Catholic World News News Feature
Human-cloning announcement prompts Vatican condemnation January 18, 2008
Reports of the first successful human cloning have drawn a quick protest from the Vatican.
Responding to a claim that the California-based Stemagen Corporation had produced a cloned human embryo, Bishop Elio Sgreccia said that such as step would be "the worst type of exploitation of a human being."
Speaking on Vatican Radio, Bishop Sgreccia, the president of the Pontifical Academy for Life, said that human cloning would "rank among the most morally illicit acts" possible.
The moral condemnation of cloning human embryos is all the more pressing, Bishop Sgreccia said, because recent scientific developments have shown that stem cells can be obtained by ethically licit means, from adult human tissues. The latest research on cloning, therefore, serves no useful medical purpose. The scientists involved, he said, were operating without "even the pretext of finding something" that could provide new medical cures.

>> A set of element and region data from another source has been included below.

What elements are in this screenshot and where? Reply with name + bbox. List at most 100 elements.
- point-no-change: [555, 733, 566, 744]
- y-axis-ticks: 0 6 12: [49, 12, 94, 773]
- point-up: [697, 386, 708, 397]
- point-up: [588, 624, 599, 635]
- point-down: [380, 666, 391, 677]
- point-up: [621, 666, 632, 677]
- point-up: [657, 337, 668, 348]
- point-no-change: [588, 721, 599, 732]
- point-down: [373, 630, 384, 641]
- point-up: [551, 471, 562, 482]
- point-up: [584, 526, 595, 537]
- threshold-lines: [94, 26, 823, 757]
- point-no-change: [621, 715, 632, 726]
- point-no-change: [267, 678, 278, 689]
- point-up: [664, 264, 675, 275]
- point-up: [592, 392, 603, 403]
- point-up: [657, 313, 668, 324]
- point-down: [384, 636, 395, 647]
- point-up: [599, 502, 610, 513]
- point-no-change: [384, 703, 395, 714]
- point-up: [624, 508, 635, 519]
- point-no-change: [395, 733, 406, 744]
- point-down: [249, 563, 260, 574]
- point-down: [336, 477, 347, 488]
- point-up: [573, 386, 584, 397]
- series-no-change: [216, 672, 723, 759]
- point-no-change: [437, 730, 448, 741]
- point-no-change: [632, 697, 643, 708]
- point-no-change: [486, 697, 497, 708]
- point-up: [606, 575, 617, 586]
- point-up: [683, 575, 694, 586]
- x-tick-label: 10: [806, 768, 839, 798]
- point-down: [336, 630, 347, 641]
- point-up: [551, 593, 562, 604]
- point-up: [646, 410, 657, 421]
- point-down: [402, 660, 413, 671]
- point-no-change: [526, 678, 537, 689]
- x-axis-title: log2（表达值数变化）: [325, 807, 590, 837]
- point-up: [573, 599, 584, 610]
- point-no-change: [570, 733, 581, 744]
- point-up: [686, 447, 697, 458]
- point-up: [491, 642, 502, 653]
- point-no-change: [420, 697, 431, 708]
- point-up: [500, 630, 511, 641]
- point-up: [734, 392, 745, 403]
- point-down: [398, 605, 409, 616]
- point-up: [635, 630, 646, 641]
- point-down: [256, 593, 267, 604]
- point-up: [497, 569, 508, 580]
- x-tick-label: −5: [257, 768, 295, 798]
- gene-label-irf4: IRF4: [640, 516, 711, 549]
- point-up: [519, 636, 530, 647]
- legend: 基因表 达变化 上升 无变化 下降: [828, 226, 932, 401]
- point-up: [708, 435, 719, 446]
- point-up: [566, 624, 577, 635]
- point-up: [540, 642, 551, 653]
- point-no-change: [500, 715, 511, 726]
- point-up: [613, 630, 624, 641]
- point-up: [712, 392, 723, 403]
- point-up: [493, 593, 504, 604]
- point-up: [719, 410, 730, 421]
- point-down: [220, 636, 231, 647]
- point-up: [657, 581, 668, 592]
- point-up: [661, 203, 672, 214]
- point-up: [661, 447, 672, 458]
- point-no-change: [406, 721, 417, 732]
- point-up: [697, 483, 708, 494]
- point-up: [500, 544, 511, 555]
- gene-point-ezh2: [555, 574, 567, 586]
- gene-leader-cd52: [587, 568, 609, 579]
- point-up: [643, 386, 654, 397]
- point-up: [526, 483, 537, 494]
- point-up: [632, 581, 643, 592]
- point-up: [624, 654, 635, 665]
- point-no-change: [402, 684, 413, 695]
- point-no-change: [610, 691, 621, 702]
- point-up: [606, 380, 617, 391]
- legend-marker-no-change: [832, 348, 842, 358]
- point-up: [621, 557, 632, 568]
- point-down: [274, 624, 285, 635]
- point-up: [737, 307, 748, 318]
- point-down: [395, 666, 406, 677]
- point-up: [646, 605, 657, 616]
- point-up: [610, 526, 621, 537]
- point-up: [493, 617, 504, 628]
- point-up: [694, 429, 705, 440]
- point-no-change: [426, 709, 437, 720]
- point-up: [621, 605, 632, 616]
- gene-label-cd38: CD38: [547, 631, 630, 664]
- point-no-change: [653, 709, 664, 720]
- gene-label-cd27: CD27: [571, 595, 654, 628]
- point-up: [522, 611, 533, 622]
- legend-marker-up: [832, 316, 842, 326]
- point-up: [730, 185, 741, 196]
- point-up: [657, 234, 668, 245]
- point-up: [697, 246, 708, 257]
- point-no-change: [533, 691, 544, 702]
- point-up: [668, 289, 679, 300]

Samuel Wood, the chief executive of Stemagen, said that his company's research was aimed exclusively at stimulating medical research. Wood-- whose skin cells were combined with an ovum in the cloning process-- said that he is opposed to any research that would allow the cloned embryos to be born. "It's unethical and it's illegal, and we hope no one else does it either," he said.
The reported success of the Stemagen cloning experiment has not yet been confirmed by other scientists.